Mike, I tried this method over the weekend to caramelize some sweet potatoes, but instead of making a puree, I used them to make a sweet potato-leek soup and doing the potatoes this way added a lot of flavor. Thanks!

Mike V @ DadCooksDinner said...

You're welcome, and, good thinking!

Heather said...

I will definitely be trying this! Thanks for sharing the technique!

Mike V @ DadCooksDinner said...

You're welcome. Enjoy!

Janet said...

Has anyone ever cut a squash open with a band saw?

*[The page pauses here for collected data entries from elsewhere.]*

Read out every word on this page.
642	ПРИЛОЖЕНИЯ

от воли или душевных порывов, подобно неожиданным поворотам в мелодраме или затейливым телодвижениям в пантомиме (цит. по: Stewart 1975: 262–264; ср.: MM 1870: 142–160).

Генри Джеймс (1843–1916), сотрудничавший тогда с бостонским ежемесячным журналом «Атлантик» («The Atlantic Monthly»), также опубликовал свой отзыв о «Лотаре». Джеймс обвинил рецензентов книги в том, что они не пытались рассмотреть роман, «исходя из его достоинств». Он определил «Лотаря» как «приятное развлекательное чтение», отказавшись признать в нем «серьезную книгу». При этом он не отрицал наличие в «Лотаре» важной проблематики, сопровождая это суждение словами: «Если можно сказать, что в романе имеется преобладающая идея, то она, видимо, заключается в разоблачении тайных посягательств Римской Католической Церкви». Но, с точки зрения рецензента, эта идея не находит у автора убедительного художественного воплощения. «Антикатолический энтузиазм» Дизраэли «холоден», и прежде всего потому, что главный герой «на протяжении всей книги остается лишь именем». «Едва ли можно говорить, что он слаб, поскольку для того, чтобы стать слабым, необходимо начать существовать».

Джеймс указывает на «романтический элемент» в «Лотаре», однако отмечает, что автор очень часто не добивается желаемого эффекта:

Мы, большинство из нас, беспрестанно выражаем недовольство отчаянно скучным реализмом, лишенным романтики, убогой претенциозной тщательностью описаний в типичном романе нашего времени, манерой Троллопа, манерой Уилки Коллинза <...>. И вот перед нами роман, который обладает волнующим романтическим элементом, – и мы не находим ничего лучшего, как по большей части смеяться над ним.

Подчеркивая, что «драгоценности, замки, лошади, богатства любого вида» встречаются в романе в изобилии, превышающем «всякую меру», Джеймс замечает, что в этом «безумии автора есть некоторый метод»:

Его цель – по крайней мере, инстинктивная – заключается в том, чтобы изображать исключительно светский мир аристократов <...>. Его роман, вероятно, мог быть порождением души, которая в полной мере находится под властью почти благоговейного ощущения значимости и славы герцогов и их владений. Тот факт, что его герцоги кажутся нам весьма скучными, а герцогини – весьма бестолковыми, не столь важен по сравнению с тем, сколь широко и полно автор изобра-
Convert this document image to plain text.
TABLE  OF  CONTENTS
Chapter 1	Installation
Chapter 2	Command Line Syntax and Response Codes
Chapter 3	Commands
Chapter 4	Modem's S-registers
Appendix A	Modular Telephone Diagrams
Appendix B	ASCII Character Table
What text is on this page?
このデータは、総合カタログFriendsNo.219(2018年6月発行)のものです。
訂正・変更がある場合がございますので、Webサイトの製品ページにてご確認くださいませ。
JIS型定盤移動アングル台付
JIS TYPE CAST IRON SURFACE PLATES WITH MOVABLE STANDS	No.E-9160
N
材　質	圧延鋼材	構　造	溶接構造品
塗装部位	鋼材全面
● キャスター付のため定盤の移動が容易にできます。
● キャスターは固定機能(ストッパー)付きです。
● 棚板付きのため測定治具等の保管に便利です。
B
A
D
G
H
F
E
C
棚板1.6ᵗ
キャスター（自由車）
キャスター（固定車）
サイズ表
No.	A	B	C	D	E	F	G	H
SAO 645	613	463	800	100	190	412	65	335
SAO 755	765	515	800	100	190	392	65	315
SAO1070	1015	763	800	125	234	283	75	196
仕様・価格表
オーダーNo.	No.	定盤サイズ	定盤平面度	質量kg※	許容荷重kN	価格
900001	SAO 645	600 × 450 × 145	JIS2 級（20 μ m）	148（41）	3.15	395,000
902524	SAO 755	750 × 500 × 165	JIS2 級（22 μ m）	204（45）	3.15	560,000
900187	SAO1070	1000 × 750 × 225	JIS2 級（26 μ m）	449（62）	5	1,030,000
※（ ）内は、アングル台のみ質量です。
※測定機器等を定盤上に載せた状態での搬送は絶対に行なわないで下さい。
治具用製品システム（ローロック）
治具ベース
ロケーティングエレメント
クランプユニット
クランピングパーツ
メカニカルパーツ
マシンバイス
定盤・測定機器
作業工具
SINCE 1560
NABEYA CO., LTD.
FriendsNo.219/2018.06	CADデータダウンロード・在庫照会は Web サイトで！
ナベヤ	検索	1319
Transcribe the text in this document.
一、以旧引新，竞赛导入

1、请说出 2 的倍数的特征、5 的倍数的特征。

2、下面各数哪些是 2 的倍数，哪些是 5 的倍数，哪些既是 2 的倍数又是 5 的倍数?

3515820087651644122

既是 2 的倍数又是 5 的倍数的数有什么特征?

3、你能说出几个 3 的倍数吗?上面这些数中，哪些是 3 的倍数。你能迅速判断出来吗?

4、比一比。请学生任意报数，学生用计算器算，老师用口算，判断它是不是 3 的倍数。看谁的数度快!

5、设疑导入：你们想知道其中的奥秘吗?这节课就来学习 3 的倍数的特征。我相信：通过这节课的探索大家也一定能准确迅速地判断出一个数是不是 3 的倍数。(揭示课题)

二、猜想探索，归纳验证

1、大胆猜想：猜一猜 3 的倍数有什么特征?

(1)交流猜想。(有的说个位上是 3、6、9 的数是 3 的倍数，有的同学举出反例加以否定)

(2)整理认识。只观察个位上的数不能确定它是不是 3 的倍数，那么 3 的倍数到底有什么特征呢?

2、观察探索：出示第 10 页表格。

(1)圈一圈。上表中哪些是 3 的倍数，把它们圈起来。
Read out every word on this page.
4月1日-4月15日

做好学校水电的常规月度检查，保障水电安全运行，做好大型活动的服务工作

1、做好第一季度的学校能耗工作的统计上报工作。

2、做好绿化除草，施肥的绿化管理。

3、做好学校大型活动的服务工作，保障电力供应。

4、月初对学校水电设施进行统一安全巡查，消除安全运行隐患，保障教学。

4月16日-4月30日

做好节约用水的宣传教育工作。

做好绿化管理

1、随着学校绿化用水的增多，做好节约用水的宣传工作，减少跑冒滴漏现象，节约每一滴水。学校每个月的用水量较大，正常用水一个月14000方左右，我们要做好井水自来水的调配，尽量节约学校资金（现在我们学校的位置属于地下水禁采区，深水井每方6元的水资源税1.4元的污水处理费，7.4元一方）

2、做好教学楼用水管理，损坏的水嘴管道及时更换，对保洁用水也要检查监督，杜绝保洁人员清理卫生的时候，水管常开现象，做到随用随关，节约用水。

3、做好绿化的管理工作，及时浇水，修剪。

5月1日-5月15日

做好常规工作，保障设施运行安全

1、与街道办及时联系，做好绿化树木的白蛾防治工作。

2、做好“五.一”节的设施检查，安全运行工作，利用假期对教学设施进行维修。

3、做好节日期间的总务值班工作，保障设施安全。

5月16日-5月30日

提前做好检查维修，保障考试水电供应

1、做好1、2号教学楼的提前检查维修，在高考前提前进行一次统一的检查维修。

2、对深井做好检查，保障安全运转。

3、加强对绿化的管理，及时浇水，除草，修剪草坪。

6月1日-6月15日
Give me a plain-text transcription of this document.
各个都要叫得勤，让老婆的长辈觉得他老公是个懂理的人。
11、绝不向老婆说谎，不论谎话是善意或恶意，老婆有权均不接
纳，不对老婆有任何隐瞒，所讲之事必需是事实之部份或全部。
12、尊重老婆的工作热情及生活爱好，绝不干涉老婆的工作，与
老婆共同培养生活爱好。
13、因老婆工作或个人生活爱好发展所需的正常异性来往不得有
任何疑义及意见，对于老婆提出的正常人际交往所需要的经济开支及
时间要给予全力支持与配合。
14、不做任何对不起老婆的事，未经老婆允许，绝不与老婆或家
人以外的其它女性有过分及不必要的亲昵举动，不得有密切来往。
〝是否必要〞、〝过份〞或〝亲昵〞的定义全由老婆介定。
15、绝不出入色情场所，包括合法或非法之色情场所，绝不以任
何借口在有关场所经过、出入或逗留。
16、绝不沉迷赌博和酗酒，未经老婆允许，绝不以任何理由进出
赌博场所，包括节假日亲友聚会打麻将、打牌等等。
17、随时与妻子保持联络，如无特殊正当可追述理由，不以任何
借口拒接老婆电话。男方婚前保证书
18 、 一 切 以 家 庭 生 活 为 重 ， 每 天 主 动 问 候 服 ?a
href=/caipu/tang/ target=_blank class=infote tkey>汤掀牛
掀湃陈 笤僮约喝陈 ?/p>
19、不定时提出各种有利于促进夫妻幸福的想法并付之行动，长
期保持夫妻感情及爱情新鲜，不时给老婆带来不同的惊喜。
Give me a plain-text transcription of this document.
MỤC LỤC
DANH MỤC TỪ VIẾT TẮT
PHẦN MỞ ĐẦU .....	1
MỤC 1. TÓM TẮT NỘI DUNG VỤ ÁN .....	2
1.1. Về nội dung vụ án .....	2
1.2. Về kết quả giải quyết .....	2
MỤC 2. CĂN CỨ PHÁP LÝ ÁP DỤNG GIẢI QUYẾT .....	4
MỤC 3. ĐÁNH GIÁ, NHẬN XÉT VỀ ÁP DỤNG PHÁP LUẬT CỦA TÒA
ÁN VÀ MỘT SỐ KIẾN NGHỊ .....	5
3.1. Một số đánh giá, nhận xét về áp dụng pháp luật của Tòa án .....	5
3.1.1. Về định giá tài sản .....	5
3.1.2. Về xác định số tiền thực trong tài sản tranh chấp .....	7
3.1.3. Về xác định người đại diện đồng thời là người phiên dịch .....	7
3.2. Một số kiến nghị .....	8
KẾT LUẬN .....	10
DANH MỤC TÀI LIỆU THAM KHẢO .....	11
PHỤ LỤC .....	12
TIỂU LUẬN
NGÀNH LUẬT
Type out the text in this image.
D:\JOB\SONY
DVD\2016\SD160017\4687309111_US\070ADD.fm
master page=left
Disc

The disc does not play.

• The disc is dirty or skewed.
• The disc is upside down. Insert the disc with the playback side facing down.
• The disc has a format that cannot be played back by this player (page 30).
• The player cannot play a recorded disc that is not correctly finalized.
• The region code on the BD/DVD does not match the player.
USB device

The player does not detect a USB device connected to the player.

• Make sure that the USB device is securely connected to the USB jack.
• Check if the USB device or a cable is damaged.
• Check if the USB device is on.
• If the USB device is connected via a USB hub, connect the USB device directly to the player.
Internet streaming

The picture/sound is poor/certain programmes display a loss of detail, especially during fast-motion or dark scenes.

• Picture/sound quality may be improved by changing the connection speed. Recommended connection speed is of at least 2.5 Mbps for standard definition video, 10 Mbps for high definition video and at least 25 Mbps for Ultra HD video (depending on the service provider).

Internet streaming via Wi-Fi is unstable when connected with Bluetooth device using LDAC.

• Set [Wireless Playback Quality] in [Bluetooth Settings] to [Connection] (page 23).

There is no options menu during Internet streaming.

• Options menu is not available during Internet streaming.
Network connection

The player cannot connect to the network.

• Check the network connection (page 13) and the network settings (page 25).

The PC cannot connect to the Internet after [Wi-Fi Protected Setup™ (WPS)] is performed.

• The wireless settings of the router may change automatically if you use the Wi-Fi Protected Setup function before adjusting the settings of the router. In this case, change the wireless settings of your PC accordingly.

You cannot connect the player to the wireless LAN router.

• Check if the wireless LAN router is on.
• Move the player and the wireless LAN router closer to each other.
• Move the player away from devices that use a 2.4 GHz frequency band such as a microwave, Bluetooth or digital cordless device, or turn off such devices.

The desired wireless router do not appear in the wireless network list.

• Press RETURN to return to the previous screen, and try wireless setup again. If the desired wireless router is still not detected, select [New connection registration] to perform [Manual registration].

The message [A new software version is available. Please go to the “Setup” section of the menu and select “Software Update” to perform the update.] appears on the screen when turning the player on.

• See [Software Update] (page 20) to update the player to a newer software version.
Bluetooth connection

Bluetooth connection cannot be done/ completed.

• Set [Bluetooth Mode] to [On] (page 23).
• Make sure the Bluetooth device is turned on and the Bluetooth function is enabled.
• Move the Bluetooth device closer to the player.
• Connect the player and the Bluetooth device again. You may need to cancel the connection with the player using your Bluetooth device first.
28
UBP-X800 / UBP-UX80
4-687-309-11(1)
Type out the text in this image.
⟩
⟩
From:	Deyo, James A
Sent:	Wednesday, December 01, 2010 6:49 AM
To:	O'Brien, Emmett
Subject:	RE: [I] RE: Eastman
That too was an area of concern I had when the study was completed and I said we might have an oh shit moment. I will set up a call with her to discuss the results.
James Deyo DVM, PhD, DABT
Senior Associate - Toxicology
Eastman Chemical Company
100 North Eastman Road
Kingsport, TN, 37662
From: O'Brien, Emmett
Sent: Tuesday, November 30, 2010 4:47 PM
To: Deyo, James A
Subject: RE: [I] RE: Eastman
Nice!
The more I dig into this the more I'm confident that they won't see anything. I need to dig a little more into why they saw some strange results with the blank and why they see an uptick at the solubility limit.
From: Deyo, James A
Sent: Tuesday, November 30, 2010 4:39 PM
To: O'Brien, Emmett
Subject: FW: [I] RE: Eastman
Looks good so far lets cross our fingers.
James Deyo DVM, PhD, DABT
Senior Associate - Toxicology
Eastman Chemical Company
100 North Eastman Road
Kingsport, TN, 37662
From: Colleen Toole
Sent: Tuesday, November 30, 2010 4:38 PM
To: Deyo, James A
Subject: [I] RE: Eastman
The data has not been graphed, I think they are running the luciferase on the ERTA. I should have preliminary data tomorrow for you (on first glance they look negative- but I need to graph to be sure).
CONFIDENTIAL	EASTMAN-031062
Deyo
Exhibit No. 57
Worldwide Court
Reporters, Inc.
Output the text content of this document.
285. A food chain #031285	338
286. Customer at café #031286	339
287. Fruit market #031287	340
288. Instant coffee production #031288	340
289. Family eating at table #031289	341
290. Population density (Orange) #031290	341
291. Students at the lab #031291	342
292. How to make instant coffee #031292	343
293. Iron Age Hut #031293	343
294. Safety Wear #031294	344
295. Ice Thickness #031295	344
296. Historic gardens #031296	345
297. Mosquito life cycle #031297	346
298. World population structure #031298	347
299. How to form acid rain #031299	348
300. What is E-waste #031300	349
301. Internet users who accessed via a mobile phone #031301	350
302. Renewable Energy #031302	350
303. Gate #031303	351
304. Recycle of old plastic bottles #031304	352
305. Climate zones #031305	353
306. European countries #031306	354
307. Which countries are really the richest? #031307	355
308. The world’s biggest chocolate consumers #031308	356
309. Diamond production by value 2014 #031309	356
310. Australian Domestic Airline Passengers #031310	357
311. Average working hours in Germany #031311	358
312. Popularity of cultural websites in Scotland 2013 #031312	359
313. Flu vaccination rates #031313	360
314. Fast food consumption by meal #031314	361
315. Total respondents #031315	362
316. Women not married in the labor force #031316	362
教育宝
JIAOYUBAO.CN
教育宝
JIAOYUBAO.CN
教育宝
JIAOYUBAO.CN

Mike V @ DadCooksDinner said...

Ha! I'm sure it would work, but I don't have a band saw handy. Maybe I'll bring my squash with me the next time I go to the butcher. Or the woodworker's...

ePressureCooker said...

Mike, I read that same information you did in Modernist Cuisine at Home (great read) and was equally struck with using a small amount of baking soda to change the pH and thereby enable the Maillard reaction as you seem to have been. I've been experimenting with it as well. (Haven't done pumpkin and sweet potato like you have, however.) I've been using it to caramelize my mirepoix for soups, to do caramelized onions for pot roast and French onion soup, I've done roasted garlic entirely in the pressure cooker, and I've even been experimenting with using it on meat and broth (you have to use a little more baking soda, since both meat and broth are more acidic than most vegetables, apparently). I read a 2 part article on Cooking Issues re making stock in the pressure cooker, and they mentioned pressure cooking stock that had already been made conventionally, so I tried pressure cooking regular canned chicken broth. I add the commercial broth, some baking soda, and a few tablespoons of vermouth, pressure cook it for a couple of minutes, and it comes out this rich brown color, as if I had made a brown chicken stock with browned bones. Its been really interesting to see how you can play with the results by changing the pH.

Mike V @ DadCooksDinner said...

I like the pressure cooked commercial broth - nice trick!